LOCKED OUT

The one group unions don’t want getting a minimum wage in California? Union workers

When California governor Jerry Brown signed the state’s new $15 per hour minimum wage earlier this month, some of the loudest cheers came from labor unions, longtime champions of a higher minimum wage.

But as it turns out, many of those same unions have been quietly—and often successfully—lobbying cities to let employers who hire union workers pay them less than the mandated minimum.

Unions say it gives them the flexibility to negotiate packages for their workers that supplant wages with health insurance and other benefits.

Critics say that it’s a shrewd move by unions to drive up membership dues and ensure that their workers are the cheapest in town. The exemption gives cost-conscious employers little choice but to hire union, and workers who want jobs little choice but to join their local.

“It’s an organizing tool,” said Ruben Gonzalez, senior advisor at the Los Angeles Area Chamber of Commerce. “We’ve been completely opposed.”

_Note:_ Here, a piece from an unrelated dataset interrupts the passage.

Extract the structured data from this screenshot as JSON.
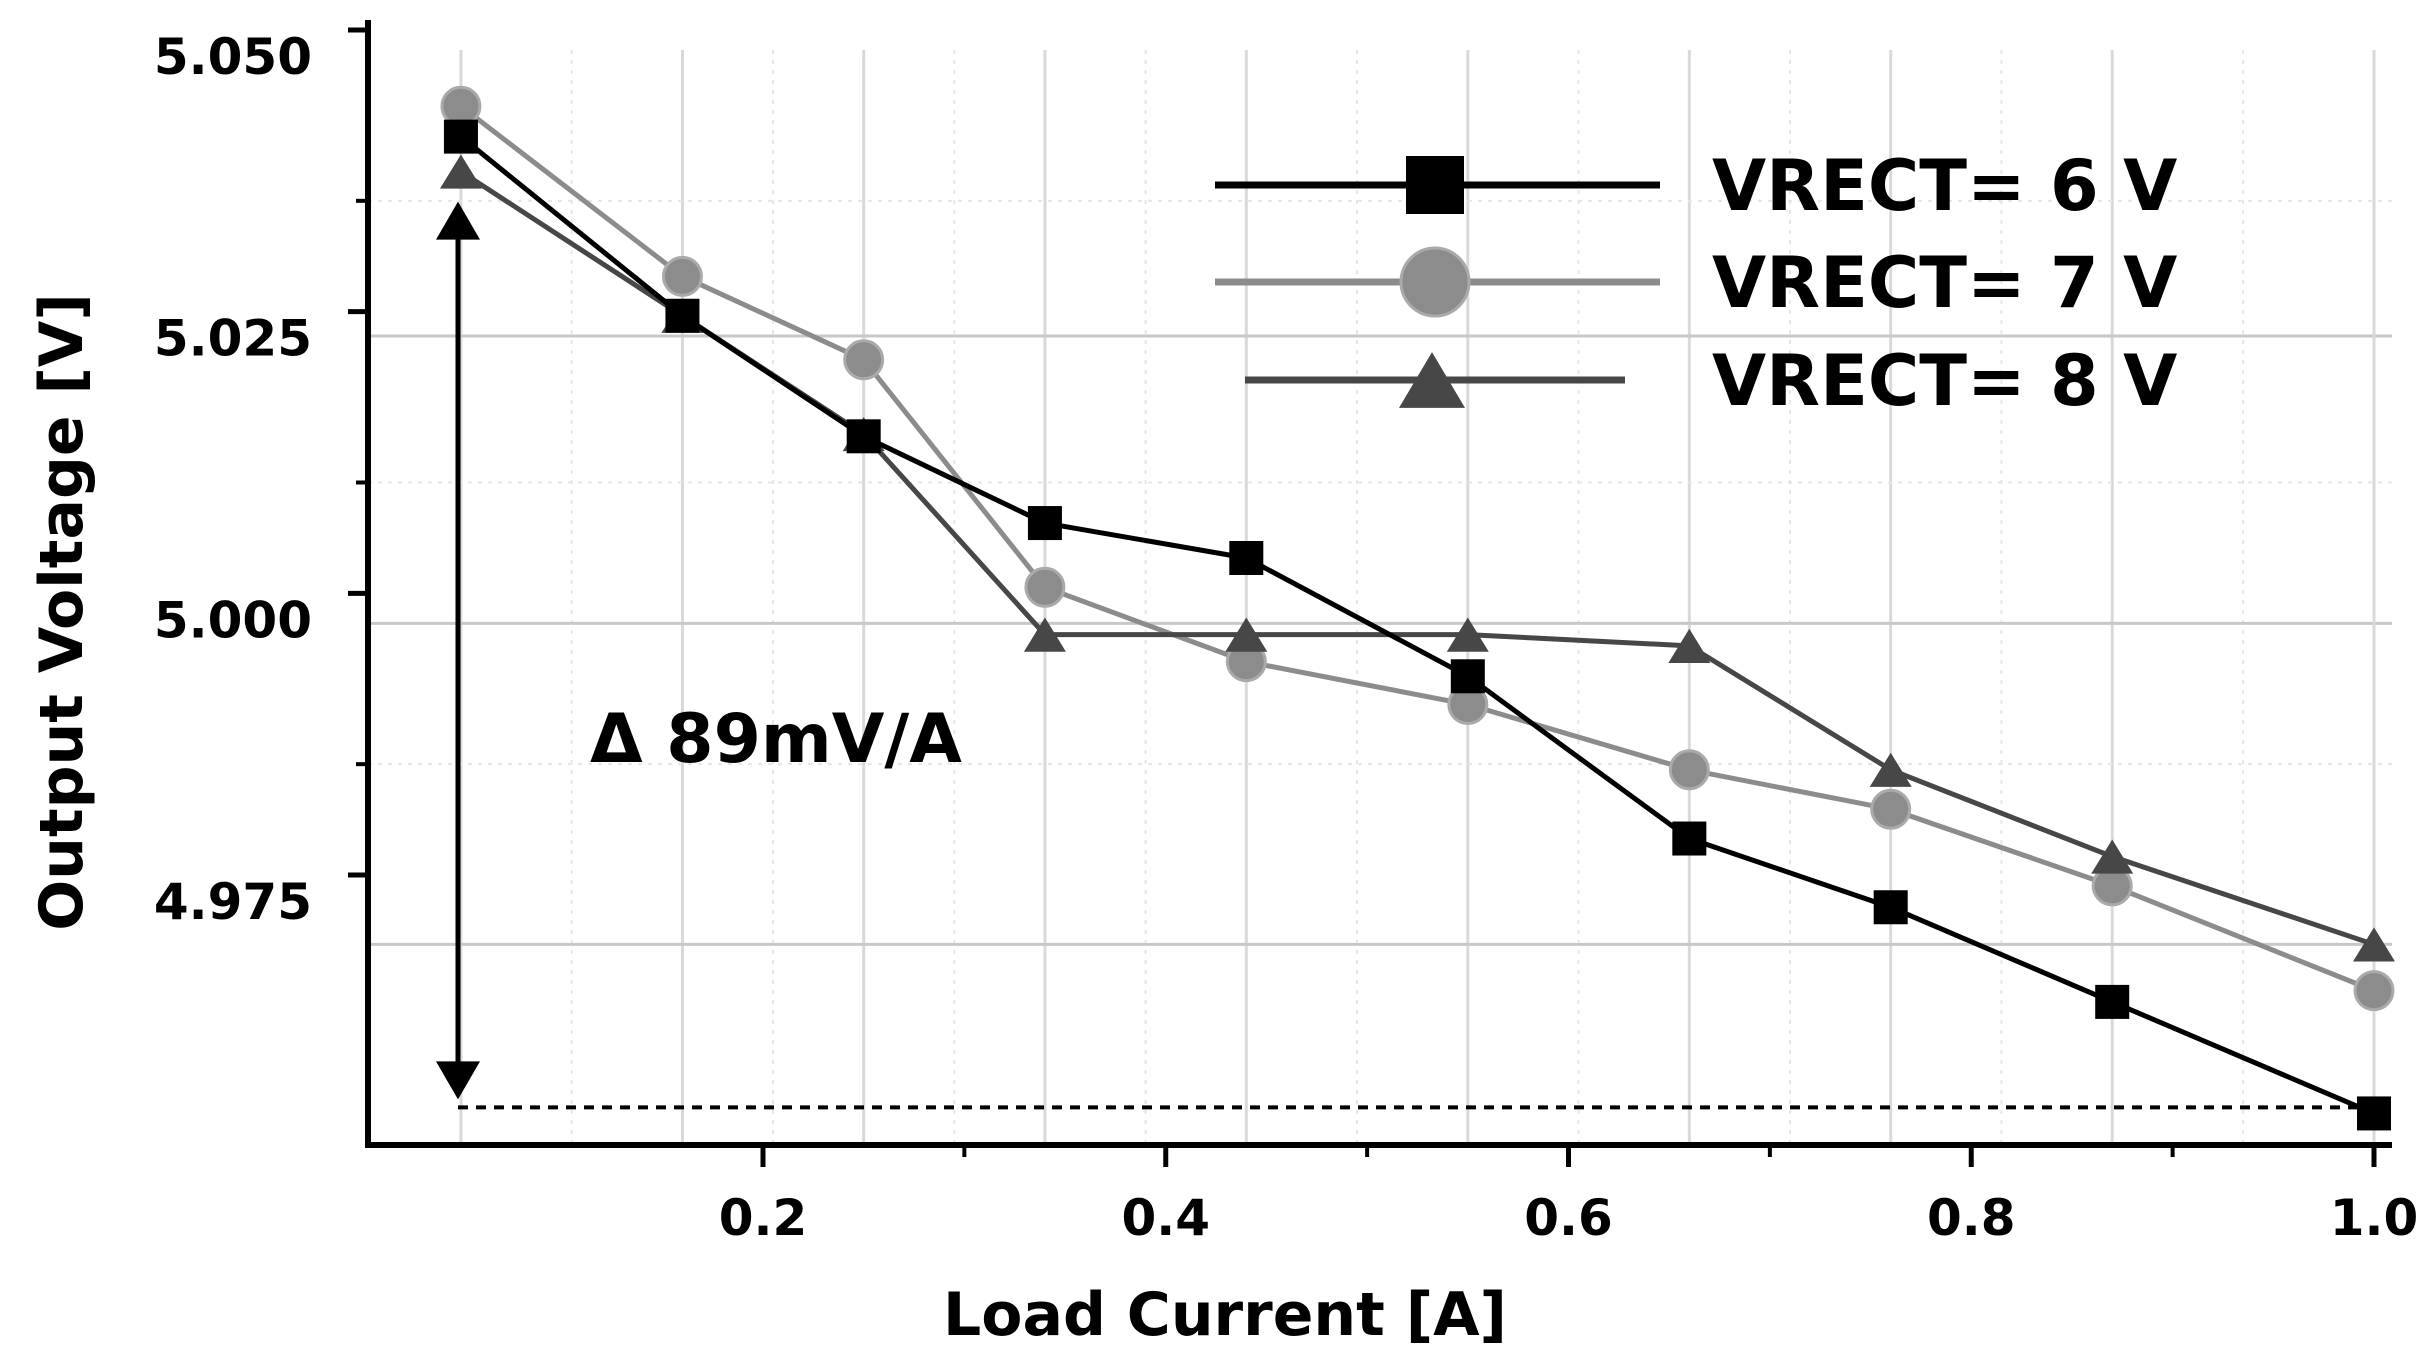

Representatives from Unite Here, which covers hotel and garment industry workers, the AFL-CIO, and the service industry union SEIU did not respond to multiple requests for comment.

California’s new law mandates $15 per hour for all workers by 2022. Many cities had already adopted that rate locally. At the same time unions were lobbying cities to raise their wages, they were also making sure that the laws were written to exclude union workers from guaranteed higher pay.

Unions have secured such exemptions in at least 12 California cities including: Berkeley, Oakland, Palo Alto, San Francisco, San Jose, and Santa Monica. Most of those cities are in northern California’s Silicon Valley and San Francisco Bay Area, which have some of the state’s highest living costs.

The Los Angeles City Council will consider a similar exemption on Tuesday, April 19. An effort to include it in Los Angeles’s $15 per hour law, which passed last year, was defeated.

The exemption has proved controversial within organized labor, with unions divided on whether it’s a good move for employees and public relations.

“I just think unions should not be in the business of carving out lower wage standards for ourselves,” SEIU-United Healthcare Workers West President Dave Regan told the LA Times. “We don’t help ourselves with anybody—with our members or with the public—by defending the indefensible.”